Almanya’da katıldığı bir söyleşiden dönen Fatih Baba’ya “Almanya’yı nasıl buldun?” diye sorarlar. Fatih Baba sinirle cevap verir “Nasıl olacak ulan, her şey öyle düzgün ki, insanın kafası karışıyor.”
Yalan da değil.
Karmaşıklığa o kadar alışmışız ki, işimiz biraz yolunda gitse, yönümüzü kaybediyoruz.
Ya da bir parça gülsek, “Çok güldük. Bakalım başımıza ne gelecek?” diye tedirgin oluyoruz.
Kaygılı ve kaos dolu bir toplum olduk vesselam.

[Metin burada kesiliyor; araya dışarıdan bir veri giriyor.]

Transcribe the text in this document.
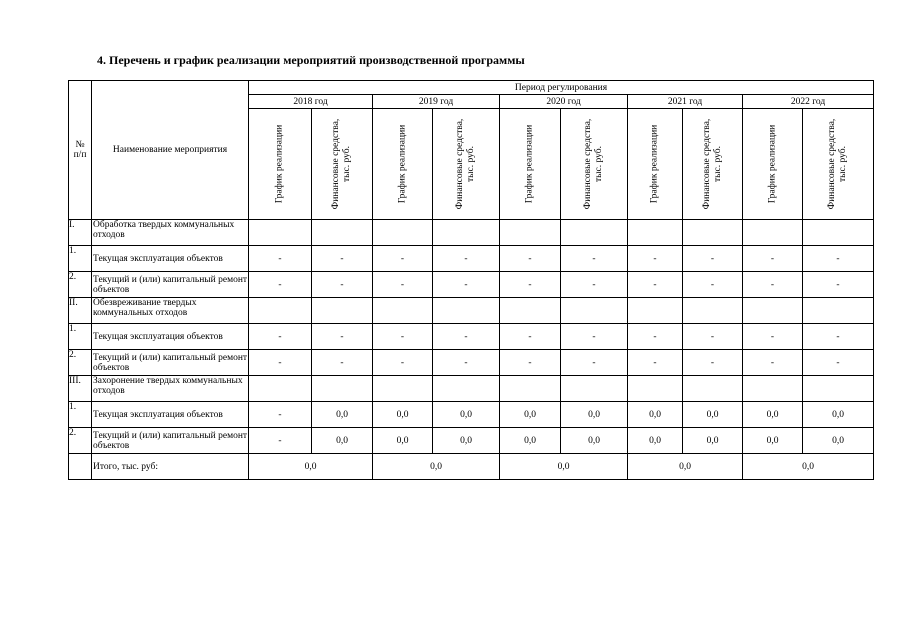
4. Перечень и график реализации мероприятий производственной программы
№
п/п	Наименование мероприятия	Период регулирования									
		2018 год		2019 год		2020 год		2021 год		2022 год	

		График реализации	Финансовые средства, тыс. руб.	График реализации	Финансовые средства, тыс. руб.	График реализации	Финансовые средства, тыс. руб.	График реализации	Финансовые средства, тыс. руб.	График реализации	Финансовые средства, тыс. руб.

I.	Обработка твердых коммунальных отходов										
1.	Текущая эксплуатация объектов	-	-	-	-	-	-	-	-	-	-
2.	Текущий и (или) капитальный ремонт объектов	-	-	-	-	-	-	-	-	-	-
II.	Обезвреживание твердых коммунальных отходов										
1.	Текущая эксплуатация объектов	-	-	-	-	-	-	-	-	-	-
2.	Текущий и (или) капитальный ремонт объектов	-	-	-	-	-	-	-	-	-	-
III.	Захоронение твердых коммунальных отходов										
1.	Текущая эксплуатация объектов	-	0,0	0,0	0,0	0,0	0,0	0,0	0,0	0,0	0,0
2.	Текущий и (или) капитальный ремонт объектов	-	0,0	0,0	0,0	0,0	0,0	0,0	0,0	0,0	0,0
	Итого, тыс. руб:	0,0		0,0		0,0		0,0		0,0	
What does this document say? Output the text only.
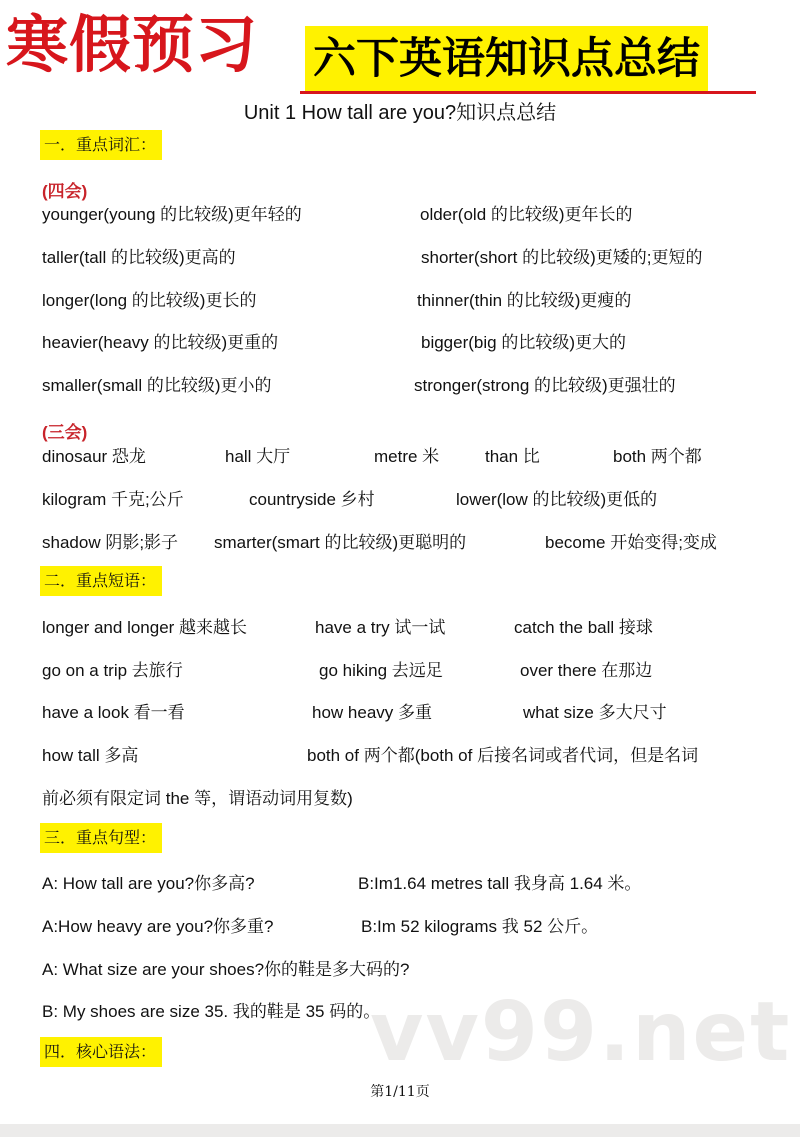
寒假预习 六下英语知识点总结
Unit 1 How tall are you?知识点总结
一．重点词汇：
(四会)
younger(young 的比较级)更年轻的	older(old 的比较级)更年长的
taller(tall 的比较级)更高的	shorter(short 的比较级)更矮的;更短的
longer(long 的比较级)更长的	thinner(thin 的比较级)更瘦的
heavier(heavy 的比较级)更重的	bigger(big 的比较级)更大的
smaller(small 的比较级)更小的	stronger(strong 的比较级)更强壮的
(三会)
dinosaur 恐龙	hall 大厅	metre 米	than 比	both 两个都
kilogram 千克;公斤	countryside 乡村	lower(low 的比较级)更低的
shadow 阴影;影子 smarter(smart 的比较级)更聪明的	become 开始变得;变成
二．重点短语：
longer and longer 越来越长	have a try 试一试	catch the ball 接球
go on a trip 去旅行	go hiking 去远足	over there 在那边
have a look 看一看	how heavy 多重	what size 多大尺寸
how tall 多高	both of 两个都(both of 后接名词或者代词，但是名词
前必须有限定词 the 等，谓语动词用复数)
三．重点句型：
A: How tall are you?你多高?	B:Im1.64 metres tall 我身高 1.64 米。
A:How heavy are you?你多重?	B:Im 52 kilograms 我 52 公斤。
A: What size are your shoes?你的鞋是多大码的?
B: My shoes are size 35. 我的鞋是 35 码的。
vv99.net
四．核心语法：
第1/11页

Memleketin yarısı hastanelik, yarısı hapishanelik.
Her işimiz yarım yamalak.
Her işimiz özensiz.
Sabah fırına gittim.
Sade poğaça kalmamış. Fırın sahibi “Peynirli poğaça var, vereyim mi?” diye sordu.
“Peynirli sevmiyorum.” dedim.
Sırıttı.
“Yok yok” dedi “Zaten adı peynirli poğaça. Arada bir denk gelirse, peynir koyuyoruz.” dedi.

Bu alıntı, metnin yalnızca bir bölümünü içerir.